Moçambique: Correspondentes estrangeiros podem ser limitados
1 de setembro de 2025
A Lei de Imprensa de Moçambique, em vigor desde 1991, está prestes a ser substituída pela chamada Lei da Comunicação Social. A proposta traz mudanças significativas: criação de uma autoridade reguladora, introdução da carteira profissional de jornalista e novas regras para a atuação da imprensa estrangeira no país.
As discussões arrancaram esta segunda-feira nas províncias, reunindo jornalistas, representantes de órgãos de radiodifusão e outros profissionais da comunicação. Para o diretor de Informação e Comunicação do GABINFO, Mendes Mutenda, a atualização é inevitável, porque "a lei em vigor tem mais de 30 anos e está desfasada da nova realidade tecnológica."
O responsável lembrou que há 30 anos não existiam no país os media digitais, tal como sucede hoje em dia, pelo que "esta revisão é para acomodar esses interesses e a dinâmica do setor como uma indústria", contextualiza Mendes Mutenda.
Imprensa estrangeira em debate
O artigo 22 da proposta estabelece um limite de apenas dois correspondentes por cada órgão de comunicação internacional.
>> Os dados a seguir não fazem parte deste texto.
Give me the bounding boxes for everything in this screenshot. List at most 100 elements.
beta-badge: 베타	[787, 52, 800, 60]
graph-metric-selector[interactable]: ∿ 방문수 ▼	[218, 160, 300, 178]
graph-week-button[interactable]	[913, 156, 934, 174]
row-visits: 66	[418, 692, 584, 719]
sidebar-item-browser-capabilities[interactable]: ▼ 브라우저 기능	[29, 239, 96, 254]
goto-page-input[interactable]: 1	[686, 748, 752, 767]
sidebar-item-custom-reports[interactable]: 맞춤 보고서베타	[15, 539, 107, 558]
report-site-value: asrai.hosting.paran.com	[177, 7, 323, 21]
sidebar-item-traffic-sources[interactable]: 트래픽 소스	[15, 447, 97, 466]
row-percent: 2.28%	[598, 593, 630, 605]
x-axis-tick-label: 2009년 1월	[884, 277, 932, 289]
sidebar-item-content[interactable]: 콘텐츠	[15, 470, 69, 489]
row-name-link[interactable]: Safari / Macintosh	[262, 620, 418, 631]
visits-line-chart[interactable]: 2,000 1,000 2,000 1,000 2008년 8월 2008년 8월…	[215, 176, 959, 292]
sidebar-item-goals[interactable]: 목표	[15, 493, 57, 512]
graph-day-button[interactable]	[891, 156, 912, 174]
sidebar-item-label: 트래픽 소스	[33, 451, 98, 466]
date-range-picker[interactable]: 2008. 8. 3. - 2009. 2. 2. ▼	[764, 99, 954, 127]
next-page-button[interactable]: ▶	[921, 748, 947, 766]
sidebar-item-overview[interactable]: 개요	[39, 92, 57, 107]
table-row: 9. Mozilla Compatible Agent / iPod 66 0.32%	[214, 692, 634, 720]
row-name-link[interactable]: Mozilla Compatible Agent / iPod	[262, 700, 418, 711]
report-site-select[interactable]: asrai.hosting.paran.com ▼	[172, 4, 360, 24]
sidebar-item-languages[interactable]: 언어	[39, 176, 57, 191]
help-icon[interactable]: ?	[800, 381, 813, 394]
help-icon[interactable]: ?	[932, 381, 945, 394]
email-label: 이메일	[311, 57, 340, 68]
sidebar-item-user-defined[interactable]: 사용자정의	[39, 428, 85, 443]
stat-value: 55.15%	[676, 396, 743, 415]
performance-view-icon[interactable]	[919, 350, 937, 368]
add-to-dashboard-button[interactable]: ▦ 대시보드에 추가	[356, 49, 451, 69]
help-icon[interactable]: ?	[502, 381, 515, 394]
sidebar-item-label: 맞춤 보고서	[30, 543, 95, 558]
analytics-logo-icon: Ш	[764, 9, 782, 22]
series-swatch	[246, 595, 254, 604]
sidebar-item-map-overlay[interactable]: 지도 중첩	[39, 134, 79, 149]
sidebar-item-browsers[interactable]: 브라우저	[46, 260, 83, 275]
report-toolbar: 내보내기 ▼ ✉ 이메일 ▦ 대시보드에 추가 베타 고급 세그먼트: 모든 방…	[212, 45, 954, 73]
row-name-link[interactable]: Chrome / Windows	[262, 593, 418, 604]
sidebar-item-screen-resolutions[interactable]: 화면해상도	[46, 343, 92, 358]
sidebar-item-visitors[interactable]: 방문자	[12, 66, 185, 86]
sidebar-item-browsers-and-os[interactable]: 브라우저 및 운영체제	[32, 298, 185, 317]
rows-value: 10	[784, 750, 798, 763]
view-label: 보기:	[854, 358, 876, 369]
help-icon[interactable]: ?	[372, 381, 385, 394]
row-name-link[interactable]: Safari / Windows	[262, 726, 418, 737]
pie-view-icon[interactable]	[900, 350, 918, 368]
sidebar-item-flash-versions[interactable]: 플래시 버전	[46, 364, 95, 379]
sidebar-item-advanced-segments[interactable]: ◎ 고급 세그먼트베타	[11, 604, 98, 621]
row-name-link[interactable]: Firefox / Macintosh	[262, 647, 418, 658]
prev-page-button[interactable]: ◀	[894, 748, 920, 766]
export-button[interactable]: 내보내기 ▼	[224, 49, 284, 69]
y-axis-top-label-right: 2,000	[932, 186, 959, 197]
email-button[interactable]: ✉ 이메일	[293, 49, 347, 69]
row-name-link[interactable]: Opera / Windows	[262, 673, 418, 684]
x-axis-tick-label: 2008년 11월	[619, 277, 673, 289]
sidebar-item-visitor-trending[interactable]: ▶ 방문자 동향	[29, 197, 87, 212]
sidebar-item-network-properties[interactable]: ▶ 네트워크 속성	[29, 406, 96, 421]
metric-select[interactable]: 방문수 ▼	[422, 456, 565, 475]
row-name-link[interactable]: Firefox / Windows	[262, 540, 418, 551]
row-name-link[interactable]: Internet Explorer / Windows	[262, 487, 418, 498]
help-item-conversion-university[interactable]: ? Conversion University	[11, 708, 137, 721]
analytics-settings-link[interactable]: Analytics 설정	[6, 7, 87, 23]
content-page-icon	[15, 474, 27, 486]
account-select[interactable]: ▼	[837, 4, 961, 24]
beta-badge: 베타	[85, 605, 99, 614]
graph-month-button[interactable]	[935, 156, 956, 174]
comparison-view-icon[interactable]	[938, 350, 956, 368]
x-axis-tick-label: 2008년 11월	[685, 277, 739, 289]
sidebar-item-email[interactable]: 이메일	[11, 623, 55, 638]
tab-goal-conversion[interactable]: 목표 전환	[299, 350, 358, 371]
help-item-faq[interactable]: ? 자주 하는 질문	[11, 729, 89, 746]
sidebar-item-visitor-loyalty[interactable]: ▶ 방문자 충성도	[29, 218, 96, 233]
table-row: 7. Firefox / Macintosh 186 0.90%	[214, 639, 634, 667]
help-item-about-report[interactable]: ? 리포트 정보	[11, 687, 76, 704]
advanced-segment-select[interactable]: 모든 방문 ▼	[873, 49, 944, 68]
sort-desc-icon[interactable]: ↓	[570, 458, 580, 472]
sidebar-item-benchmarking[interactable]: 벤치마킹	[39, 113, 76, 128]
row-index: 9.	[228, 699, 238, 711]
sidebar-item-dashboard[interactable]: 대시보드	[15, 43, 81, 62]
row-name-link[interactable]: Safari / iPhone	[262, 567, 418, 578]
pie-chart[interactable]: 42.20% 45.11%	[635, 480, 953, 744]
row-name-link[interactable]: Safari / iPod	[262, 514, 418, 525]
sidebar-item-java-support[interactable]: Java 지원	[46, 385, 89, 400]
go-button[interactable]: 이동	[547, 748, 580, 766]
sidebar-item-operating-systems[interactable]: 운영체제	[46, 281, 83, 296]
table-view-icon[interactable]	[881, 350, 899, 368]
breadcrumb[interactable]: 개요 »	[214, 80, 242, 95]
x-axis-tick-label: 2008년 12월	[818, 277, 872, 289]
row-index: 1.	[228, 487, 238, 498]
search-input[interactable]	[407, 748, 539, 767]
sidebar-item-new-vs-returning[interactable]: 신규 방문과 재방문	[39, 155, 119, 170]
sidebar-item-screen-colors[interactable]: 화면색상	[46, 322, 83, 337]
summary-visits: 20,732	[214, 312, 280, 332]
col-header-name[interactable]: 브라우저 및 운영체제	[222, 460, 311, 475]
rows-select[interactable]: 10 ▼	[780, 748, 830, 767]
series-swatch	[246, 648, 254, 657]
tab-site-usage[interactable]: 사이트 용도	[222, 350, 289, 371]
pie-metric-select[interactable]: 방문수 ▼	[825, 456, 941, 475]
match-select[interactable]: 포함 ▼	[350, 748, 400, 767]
A norma rompe com o modelo atual, sem restrições, e tem gerado forte contestação entre os profissionais da comunicação, órgãos de defesa da liberdade de imprensa e sociedade civil.
O jornalista Rafael Machalela, baseado em Maputo, considera a medida insuficiente para dar conta da realidade moçambicana: "Duas pessoas não conseguem dar-nos uma ideia do que está a acontecer no país. Esta alínea devia ser excluída da proposta", sugere.
De Nampula, Amade Abubacar, do jornal Ikweli, partilha da mesma preocupação. Segundo ele, a restrição pode comprometer a qualidade da informação. Para ele, menos correspondentes significaria menor capacidade de investigação e verificação, com risco de conteúdos menos rigorosos.
"Estamos a abrir espaço para especulação. Se for acreditado em Maputo, por exemplo, não estará em condições de fazer cobertura em todo o país."
Implicações para crises humanitárias
As críticas ganham peso diante do contexto moçambicano, marcado por crises recorrentes — desde ciclones, cheias e, desde 2017, uma insurgência armada no norte que já provocou deslocamentos em massa e uma grave crise humanitária. Abubacar alerta que a restrição à imprensa internacional pode reduzir a presença internacional e ter impacto direto na mobilização de ajuda necessária para as vítimas desses fenómenos.
"Se decidirmos diminuir a cobertura estrangeira, estaremos a diminuir o debate e a atenção sobre Moçambique", referiu o jornalista Amade Abubacar, indicando que isso só prejudicaria os mais vulneráveis e necessitados.
Outro efeito apontado é social: jornalistas moçambicanos que hoje trabalham para órgãos internacionais correm o risco de engrossar as estatísticas do desemprego. O jornalista Rafael Machalela alerta para o perigo de empurrar mais pessoas para as estatísticas de desocupados, num contexto de crescente tensão no país.
Machalela lembra que "são as filas do desemprego que, no ano passado, colocaram o país a arder. Este tipo de artigos não devia constar da lei", critica Rafael Machalela.
Governo garante abertura para moçambicanos
Face às críticas, o Gabinete de Informação (GABINFO) esclareceu que o limite de dois correspondentes se aplica apenas a jornalistas estrangeiros enviados por órgãos internacionais: "Não há redução de correspondentes. Se um órgão quiser enviar estrangeiros, devem ser dois. Moçambicanos, garante Mutenda, poderão continuar a colaborar com órgãos internacionais, desde que credenciados."